The Institute commissioned a research study by IFF in October 2018 which at 133 pages is a significant piece of work. However, the research is based on only 54 standards, with 204 data points and from 138 training providers. Such a sample is clearly insufficient when we have in excess of 550 apprenticeship standards now available, being delivered by some 1,500 main providers on the ESFA’s Register of Apprenticeship Training Providers and we have to question the timeliness of the research.
Arguably the biggest issue yet to be grasped is the thorny one of ‘ineligible’ costs. The IFF research reported that the actual cost of delivery of apprenticeships standards includes a significant 22 per cent of a provider’s costs are deemed to be ‘ineligible’. How can the likes of “enrolment, induction, initial assessment, initial diagnostic testing, or similar activity” be deemed to be ineligible costs when these are activities mandated by the ESFA and/or an expectation of what Ofsted would expect to see during inspection?
It is too easy for IfATE to pass the buck to the ESFA and argue that their hands are tied by the agency’s funding rules on eligible and ineligible costs. Both the Institute and the ESFA need to work together to develop a solution; in AELP’s view, this means ESFA reviewing their funding rules on ineligible costs and the Institute properly accounting for key mandated activity in the form of a general overhead input as part of their new funding band methodology model.
Under the proposed model, providers should only be able to make a 9 per cent margin on the basis of their eligible costs, which as things stand would also need to cover the current ineligible costs. Without the ineligible costs issue being tackled, most apprenticeship delivery will become unprofitable unless the provider were to charge substantial commercial fees or reduce their support for apprentices, which undermines the objective of providing a high quality and sustainable apprenticeship offer to support employers of all sizes.

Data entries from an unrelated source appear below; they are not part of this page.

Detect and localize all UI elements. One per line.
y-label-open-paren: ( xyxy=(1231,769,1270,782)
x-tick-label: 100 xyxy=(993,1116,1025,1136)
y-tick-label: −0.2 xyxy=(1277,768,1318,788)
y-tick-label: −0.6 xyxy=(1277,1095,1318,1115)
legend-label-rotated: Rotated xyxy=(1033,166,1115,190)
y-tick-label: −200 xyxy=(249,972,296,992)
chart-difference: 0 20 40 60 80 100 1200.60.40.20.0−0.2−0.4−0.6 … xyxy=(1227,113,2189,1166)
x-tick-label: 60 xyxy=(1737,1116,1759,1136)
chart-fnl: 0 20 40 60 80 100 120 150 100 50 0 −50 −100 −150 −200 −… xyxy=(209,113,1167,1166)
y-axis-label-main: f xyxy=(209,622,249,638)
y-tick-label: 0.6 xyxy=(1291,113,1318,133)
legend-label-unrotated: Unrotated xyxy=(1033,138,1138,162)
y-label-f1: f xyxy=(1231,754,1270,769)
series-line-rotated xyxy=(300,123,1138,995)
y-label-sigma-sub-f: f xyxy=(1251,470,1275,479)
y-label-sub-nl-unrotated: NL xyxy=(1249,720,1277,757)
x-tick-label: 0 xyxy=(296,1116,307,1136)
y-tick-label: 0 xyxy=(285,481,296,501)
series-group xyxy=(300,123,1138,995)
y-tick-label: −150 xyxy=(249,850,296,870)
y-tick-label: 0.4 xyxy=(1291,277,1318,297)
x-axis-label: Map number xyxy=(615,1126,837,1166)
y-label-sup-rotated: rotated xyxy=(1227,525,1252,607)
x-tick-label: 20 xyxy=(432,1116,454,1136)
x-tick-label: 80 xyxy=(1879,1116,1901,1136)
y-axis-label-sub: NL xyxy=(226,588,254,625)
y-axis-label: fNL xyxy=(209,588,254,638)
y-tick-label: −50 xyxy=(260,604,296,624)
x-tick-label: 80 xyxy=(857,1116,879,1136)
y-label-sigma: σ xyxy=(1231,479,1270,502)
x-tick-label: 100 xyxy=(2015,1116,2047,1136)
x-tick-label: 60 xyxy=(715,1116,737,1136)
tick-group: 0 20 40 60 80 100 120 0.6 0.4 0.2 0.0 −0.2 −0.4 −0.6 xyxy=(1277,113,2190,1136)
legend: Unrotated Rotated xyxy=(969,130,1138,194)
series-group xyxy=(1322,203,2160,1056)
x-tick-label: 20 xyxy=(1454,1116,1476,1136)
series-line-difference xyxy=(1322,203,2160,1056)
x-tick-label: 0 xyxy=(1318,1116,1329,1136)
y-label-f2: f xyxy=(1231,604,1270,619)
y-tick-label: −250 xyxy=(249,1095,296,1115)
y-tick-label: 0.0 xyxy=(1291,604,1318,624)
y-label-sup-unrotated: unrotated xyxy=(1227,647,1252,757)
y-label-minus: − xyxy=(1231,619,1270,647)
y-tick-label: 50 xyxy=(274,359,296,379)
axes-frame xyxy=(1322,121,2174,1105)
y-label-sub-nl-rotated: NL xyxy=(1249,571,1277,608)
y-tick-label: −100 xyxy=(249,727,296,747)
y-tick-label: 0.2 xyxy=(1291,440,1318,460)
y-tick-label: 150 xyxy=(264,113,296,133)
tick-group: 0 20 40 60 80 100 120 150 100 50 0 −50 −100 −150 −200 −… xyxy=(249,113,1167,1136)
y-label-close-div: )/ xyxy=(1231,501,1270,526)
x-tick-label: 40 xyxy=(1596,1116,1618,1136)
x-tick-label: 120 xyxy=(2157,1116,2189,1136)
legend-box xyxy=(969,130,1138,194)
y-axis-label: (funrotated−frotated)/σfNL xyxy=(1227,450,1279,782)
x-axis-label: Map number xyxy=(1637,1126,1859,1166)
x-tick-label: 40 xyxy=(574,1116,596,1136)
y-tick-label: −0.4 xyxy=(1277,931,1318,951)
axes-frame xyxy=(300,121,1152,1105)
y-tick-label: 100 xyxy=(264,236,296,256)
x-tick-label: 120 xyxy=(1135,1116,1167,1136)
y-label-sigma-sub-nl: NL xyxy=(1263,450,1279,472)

It is important to recognise that the 9 per cent eligible cost margin is applied to the sum of teaching, formative assessment and administration estimates on the end of the costing process. This percentage is borrowed from the ESFA Financial Health Assessment, which is the margin needed to score maximum points within the ‘sustainability’ section of the assessment. But in the ESFA’s case and in contrast to the IfATE model, the 9 per cent is overall profit after both eligible and ineligible costs are taken into account.
Finally, on implementation you don’t need to have a long memory to see the impact of what happens when funding bands were reduced with little warning and on short notice periods. A prime example of this was the slashing of 33 per cent off the funding band for level 4 Associate Project Manager, resulting in most providers pulling out of offering this apprenticeship and leaving employers with limited options from where they could access the training they needed. The Institute needs to recognise apprenticeship strategies of training providers and the employers they serve is not a short-term game. In many instances programmes are co-created on the basis of a long-term initial upfront investment, paying back over a 3 to 5-year period.